I've been wrapping my brain trying to figure out why I cannot execute this parallizable function on Dask. Essentially I have a function that loads in a keras model (I'm storing the model using mlflow) and then uses the model's predict method on some input data that I am sending in batches.
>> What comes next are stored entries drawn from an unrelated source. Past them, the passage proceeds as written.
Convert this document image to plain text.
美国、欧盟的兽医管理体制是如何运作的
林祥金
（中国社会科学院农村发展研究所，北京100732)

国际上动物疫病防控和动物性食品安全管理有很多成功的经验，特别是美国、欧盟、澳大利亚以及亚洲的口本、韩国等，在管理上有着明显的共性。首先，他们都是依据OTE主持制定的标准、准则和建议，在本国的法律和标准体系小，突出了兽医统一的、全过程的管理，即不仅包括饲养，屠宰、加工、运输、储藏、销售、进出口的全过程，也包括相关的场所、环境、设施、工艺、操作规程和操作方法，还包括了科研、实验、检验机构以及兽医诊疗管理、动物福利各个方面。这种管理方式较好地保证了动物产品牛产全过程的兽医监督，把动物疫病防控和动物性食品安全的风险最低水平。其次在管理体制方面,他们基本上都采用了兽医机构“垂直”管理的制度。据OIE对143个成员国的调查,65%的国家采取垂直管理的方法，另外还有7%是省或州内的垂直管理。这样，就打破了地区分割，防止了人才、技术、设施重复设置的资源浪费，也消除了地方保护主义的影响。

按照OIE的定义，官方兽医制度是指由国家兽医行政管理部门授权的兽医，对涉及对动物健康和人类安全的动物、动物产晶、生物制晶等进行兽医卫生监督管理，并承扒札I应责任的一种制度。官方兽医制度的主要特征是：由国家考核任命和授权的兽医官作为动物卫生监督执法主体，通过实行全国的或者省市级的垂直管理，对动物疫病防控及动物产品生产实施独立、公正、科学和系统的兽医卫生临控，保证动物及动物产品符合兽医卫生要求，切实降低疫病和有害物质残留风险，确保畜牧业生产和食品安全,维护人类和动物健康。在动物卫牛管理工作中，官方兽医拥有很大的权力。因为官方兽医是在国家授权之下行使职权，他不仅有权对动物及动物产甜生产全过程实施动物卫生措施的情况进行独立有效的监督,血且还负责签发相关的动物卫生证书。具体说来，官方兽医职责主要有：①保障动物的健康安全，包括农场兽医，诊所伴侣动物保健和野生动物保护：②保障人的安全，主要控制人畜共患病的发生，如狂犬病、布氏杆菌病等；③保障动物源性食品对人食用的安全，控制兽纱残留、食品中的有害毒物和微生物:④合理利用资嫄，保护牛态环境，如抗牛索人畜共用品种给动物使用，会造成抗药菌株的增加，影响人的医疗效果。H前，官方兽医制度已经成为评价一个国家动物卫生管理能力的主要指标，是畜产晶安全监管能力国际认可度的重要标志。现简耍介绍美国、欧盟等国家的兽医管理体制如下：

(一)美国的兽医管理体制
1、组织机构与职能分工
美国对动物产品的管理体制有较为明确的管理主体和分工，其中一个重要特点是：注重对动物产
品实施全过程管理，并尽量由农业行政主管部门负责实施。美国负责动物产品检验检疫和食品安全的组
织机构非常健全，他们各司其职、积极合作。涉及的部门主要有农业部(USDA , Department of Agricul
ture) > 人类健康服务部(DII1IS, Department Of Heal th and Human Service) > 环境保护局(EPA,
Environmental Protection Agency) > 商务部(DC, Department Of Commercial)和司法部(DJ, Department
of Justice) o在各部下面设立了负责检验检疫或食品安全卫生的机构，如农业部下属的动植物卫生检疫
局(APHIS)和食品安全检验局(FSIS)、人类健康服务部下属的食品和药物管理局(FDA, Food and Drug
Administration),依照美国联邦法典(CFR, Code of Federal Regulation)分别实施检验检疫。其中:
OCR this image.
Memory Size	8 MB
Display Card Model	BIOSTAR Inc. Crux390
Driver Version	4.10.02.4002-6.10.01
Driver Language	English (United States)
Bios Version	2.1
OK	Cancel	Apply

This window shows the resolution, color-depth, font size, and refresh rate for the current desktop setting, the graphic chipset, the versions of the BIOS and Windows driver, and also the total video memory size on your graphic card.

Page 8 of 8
This piece of code (below) is resulting in the following error:
AttributeError: '_thread._local' object has no attribute 'value'
Code Example:
@delayed
def load_and_predict(input_data_chunk):
def contrastive_loss(y_true, y_pred):
margin = 1
square_pred = K.square(y_pred)
margin_square = K.square(K.maximum(margin - y_pred, 0))
return K.mean(y_true * square_pred + (1 - y_true) * margin_square)
mlflow.set_tracking_uri('<tracking_uri>')
mlflow.set_experiment('experiment_name')
runs = mlflow.search_runs()
artifact_uri = runs.loc[runs['start_time'].idxmax()]['artifact_uri']
model = mlflow.keras.load_model(artifact_uri + '/model', custom_objects={'contrastive_loss': contrastive_loss})
y_pred = model.predict(input_data_chunk)
return y_pred
with Client(<scheduler_ip:port>) as client:
batch_array = np.array_split(X_test, 10)
results = []
for batch in batch_array:
prediction = load_and_predict(batch)
results.append(prediction)
compute(*results)
I am admittedly quite new to Dask, so any expert guidance on this problem would be much appreciated.